7 Kommentare bis “Auch besoffen”

  1. Sebastian sagt:

    So langsam kommen wir auch in Temperaturbereiche in denen er vielleicht nicht mehr neben dem Baum aufwacht…

  2. Edgar Ladwig sagt:

    bist n guter

  3. Ana sagt:

    Immer wenn in deinen Geschichten die Leute beim Kotzen zusammenbrechen erwarte ich eine Geschichte über verschmierte Klamotten und Diskussionen ob der Weiterfahrt. Aber nix kommt.
    Die brechen alle nicht zum ersten mal (zusammen)

  4. taxiracer84 sagt:

    Hallo und Moin Moin. Das was Sash da so schön nieder geschrieben hat, kenne ich zu gut. Ich fahre selber auch, nur Nachts am Wochenende Taxi, bei uns in Dithmarschen (ist in Schleswig-Holstein an der Nordsee). Ich kenne es allerdings mit endlosen Diskusionen. Der Beste Fall war vor ca. 2 Jahren, wo ich gerade in dem Unternehmen angefangen hatte, stand ein Auto bei in der Halle, wo die Scheiben unten waren und ca. 4 Wochen nicht bewegt wurde. Auf meine Frage, was mit dem Auto sei, habe ich als Antwort bekommen, das bei dem Auto einer vorne in die Lüftung gek…… hat. Das ganze Theater hat ca. 2000,–€ an Reinigung gekostet. Also man erlebt als Taxifahrer schon eine ganze Menge. Aber ich mache den Job gerne, weil man auch eine Menge nette Leute kennen lernt.

  5. Bitlefelder sagt:

    Vor Ewigkeiten kamen wir aus ner Disco raus. Und dann lag da ein paar hundert Meter weiter ein Mädel auf dem Boden, ihr Freund (?) daneben hockend. Das Mädchen war bewusstlos und lag in ihrem Erbrochenen.
    Meine Kumpels riefen dann den Krankenwagen, während ich das Mädchen in die stabile Seitenlage brachte. War auch nicht schön, denn das Erbrochene war überall.
    Ja, auch die war selber schuld. Aber, Hand aufs Herz, planen tut sowas niemand. Das ist eigentlich immer Ergebnis von Selbstüberschätzung.
    Trotzdem, oder gerade deswegen, auch Besoffenen muss man helfen – erst Recht, wenn diese kotzen und das Bewusstsein verlieren. NIEMAND, wirklich NIEMAND verdient es, an seiner eigenen Kotze zu ersticken.

  6. Gast sagt:

    100% d’accord.
    Das ist das, was ich in den einigen Jahrzehnten meines Lebens gelernt habe: man muss hilflosen Menschen (und Tieren) helfen. Und ich bin immer wieder erfreut, in den Stories von Sash zu sehen, dass diese Überzeugung kein antikes Artefakt ist.

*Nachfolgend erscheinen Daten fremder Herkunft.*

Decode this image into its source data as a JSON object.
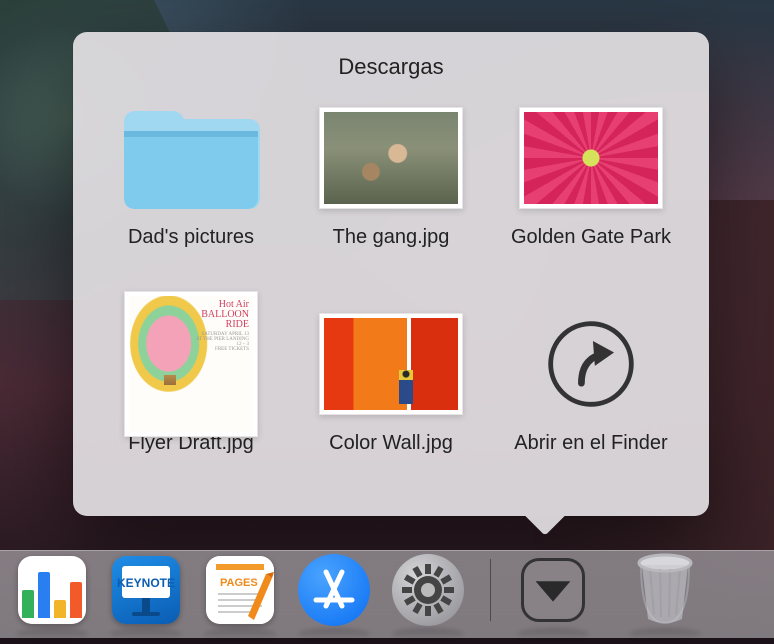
{
  "stack": {
    "title": "Descargas",
    "items": [
      {
        "label": "Dad's pictures",
        "kind": "folder"
      },
      {
        "label": "The gang.jpg",
        "kind": "image"
      },
      {
        "label": "Golden Gate Park",
        "kind": "image"
      },
      {
        "label": "Flyer Draft.jpg",
        "kind": "image"
      },
      {
        "label": "Color Wall.jpg",
        "kind": "image"
      }
    ],
    "open_in_finder_label": "Abrir en el Finder",
    "flyer_title": "Hot Air",
    "flyer_subtitle": "BALLOON RIDE"
  },
  "dock": {
    "apps": [
      {
        "name": "Numbers"
      },
      {
        "name": "Keynote"
      },
      {
        "name": "Pages"
      },
      {
        "name": "App Store"
      },
      {
        "name": "System Preferences"
      }
    ],
    "downloads_name": "Downloads",
    "trash_name": "Trash"
  }
}
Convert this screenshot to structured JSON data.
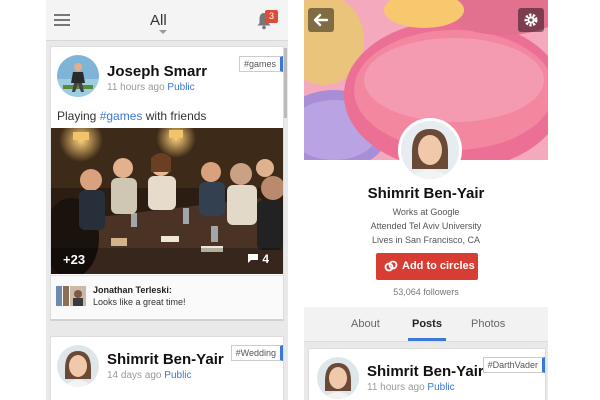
{
  "left": {
    "filter_label": "All",
    "notifications_count": "3",
    "posts": [
      {
        "author": "Joseph Smarr",
        "time": "11 hours ago",
        "visibility": "Public",
        "tag": "#games",
        "text_prefix": "Playing ",
        "text_hashtag": "#games",
        "text_suffix": " with friends",
        "plus_count": "+23",
        "comment_count": "4",
        "comment_author": "Jonathan Terleski:",
        "comment_text": "Looks like a great time!"
      },
      {
        "author": "Shimrit Ben-Yair",
        "time": "14 days ago",
        "visibility": "Public",
        "tag": "#Wedding"
      }
    ]
  },
  "right": {
    "profile": {
      "name": "Shimrit Ben-Yair",
      "work": "Works at Google",
      "education": "Attended Tel Aviv University",
      "location": "Lives in San Francisco, CA",
      "add_button": "Add to circles",
      "followers": "53,064 followers"
    },
    "tabs": [
      {
        "label": "About"
      },
      {
        "label": "Posts"
      },
      {
        "label": "Photos"
      }
    ],
    "active_tab": "Posts",
    "post": {
      "author": "Shimrit Ben-Yair",
      "time": "11 hours ago",
      "visibility": "Public",
      "tag": "#DarthVader"
    }
  },
  "colors": {
    "accent_blue": "#3b78d8",
    "button_red": "#d73d32",
    "badge_red": "#dd4b39"
  },
  "icons": [
    "menu-icon",
    "bell-icon",
    "comment-icon",
    "back-arrow-icon",
    "gear-icon",
    "circles-icon"
  ]
}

    Aber dann lese ich in der Zeitung von einem jungen Mann, der Rettungssanitätern Prügel androht, weil sie es wichtiger finden ein Kind zu reanimieren als dafür zu sorgen, dass er ausparken kann…
    Fällt einem dazu noch was ein?

  7. Sash sagt:

    @Ana:
    Und glaube mir: Ich sehe da immer unauffällig, aber genau nach. In obigem Fall hab ich ihn sogar gefragt, ob er jetzt echt so blöd war, reinzufallen. Bisher war da aber immer nur Glück. Ja, mal’n Fleck am Schuh, aber nix, was ohne Kotzen nicht auch passieren würde.

    @taxiracer84:
    Uh … so schlimm isses mir noch nie ergangen.

    @Bitlefelder:
    *sign*

    @Gast:
    Dass andererseits ein gewisser Prozentsatz der Menschen egoistische Vollidioten sind, kann auch als gesichert gelten. Deswegen zynisch gar niemandem helfen zu wollen ist halt auch nicht mein Weg.